My previous post was inspired by what Andrew McAfee sees as the biggest challenge facing big data: convincing people to trust data-driven algorithms over their expertise-driven intuition. In his recent VentureBeat blog post, Zavain Dar explained that the real promise of big data is that it will change the way we solve problems.
Dar first divided the types of problems we are trying to solve using the two categories of truth devised by the 18th century philosopher Immanuel Kant, who differentiated an analytic truth, one that can be derived from a logical argument, from a synthetic truth, one that can only be determined from empirical evidence or external data.
Apples and oranges
Analytic truths are based on proven models providing rules we can use for logical deduction. For example, given the rules of arithmetic, we can deduce 2 + 2 = 4 without needing to empirically prove it, such as by putting two apples next to two oranges to verify that it adds up to four pieces of fruit.
Analytic truths are problems solvable with data we already have. After all, intuition is data-based since it’s based on data our brains have accumulated through academic learning, personal experience and professional expertise.
Synthetic truths, on the other hand, are problems that can only be solved with data we do not have. Without empirical data, for example, we can not prove that adding four inbound links from popular food critic websites to our fruit orchard’s website will increase its daily number of unique visitors by 22 percent. Nor can we prove this will sell more of our apples and oranges without collecting data to correlate web traffic with fruit sales.
Google and Amazon
Google, for example, doesn’t try to logically deduce an analytic truth to base its search engine on. Instead, Google collects and synthesizes previous click streams and link data to predict what future users will want to see in search results. Likewise, Amazon doesn’t try to logically deduce analytic truths of e-commerce governing who buys what and how consumers act. Instead, Amazon collects and synthesizes previous sales transactions and shopping cart data to predict what future customers will want to buy and how much they will be willing to pay.
These are examples of what can happen, Dar explained, when “we remove ourselves from the intellectual and perhaps philosophical burden of fundamentally unearthing and understanding a structure (or even positing the existence of such a structure) and use data from previous events to optimize for future events. Google and Amazon serve as early examples of the shift from analytic to synthetic problem solving because their products exist on top of data that exists in a digital medium. Everything from the creation of data, to the storage of data, and finally to the interfaces used to interact with data are digitized and automated.”
The evolution of problem solving
While human expertise will forever remain an invaluable resource, more fields of human endeavor now have access to data and computational resources capable of producing data-driven synthetic truths beyond the capabilities of the intuition-driven analytic truths of human experts.

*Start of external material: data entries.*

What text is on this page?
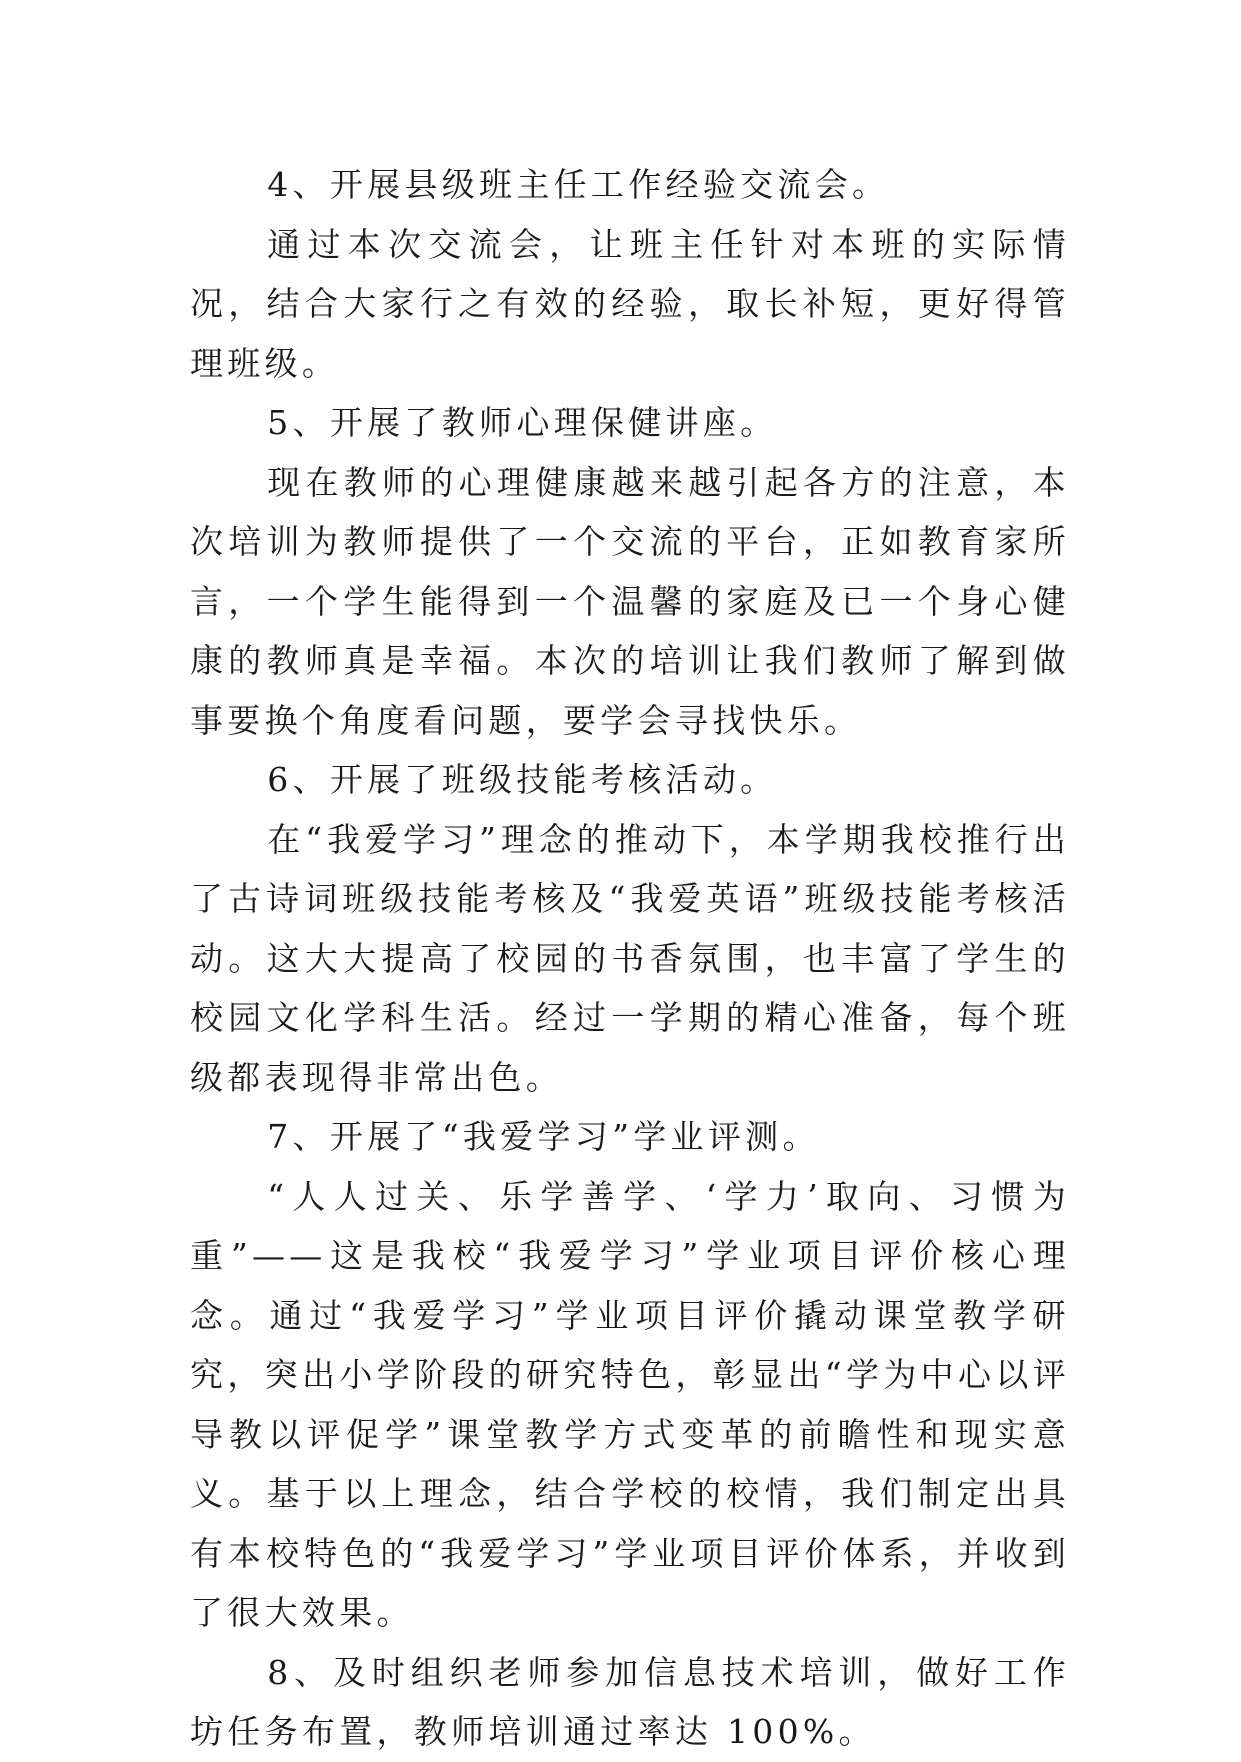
4、开展县级班主任工作经验交流会。

通过本次交流会，让班主任针对本班的实际情况，结合大家行之有效的经验，取长补短，更好得管理班级。

5、开展了教师心理保健讲座。

现在教师的心理健康越来越引起各方的注意，本次培训为教师提供了一个交流的平台，正如教育家所言，一个学生能得到一个温馨的家庭及已一个身心健康的教师真是幸福。本次的培训让我们教师了解到做事要换个角度看问题，要学会寻找快乐。

6、开展了班级技能考核活动。

在“我爱学习”理念的推动下，本学期我校推行出了古诗词班级技能考核及“我爱英语”班级技能考核活动。这大大提高了校园的书香氛围，也丰富了学生的校园文化学科生活。经过一学期的精心准备，每个班级都表现得非常出色。

7、开展了“我爱学习”学业评测。

“人人过关、乐学善学、‘学力’取向、习惯为重”——这是我校“我爱学习”学业项目评价核心理念。通过“我爱学习”学业项目评价撬动课堂教学研究，突出小学阶段的研究特色，彰显出“学为中心以评导教以评促学”课堂教学方式变革的前瞻性和现实意义。基于以上理念，结合学校的校情，我们制定出具有本校特色的“我爱学习”学业项目评价体系，并收到了很大效果。

8、及时组织老师参加信息技术培训，做好工作坊任务布置，教师培训通过率达 100%。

“The rise of big data,” Dar explained, has “shifted the manner in which we solve problems. Fundamentally, we’ve gone from creating novel analytic models and deducing new findings, to creating the infrastructure and capabilities to solve problems through synthetic means.” This is why it makes more sense, Dar argued, “to view big data not in terms of data size or database type, but rather as a necessary infrastructural evolution as we shift from analytic to synthetic problem solving.”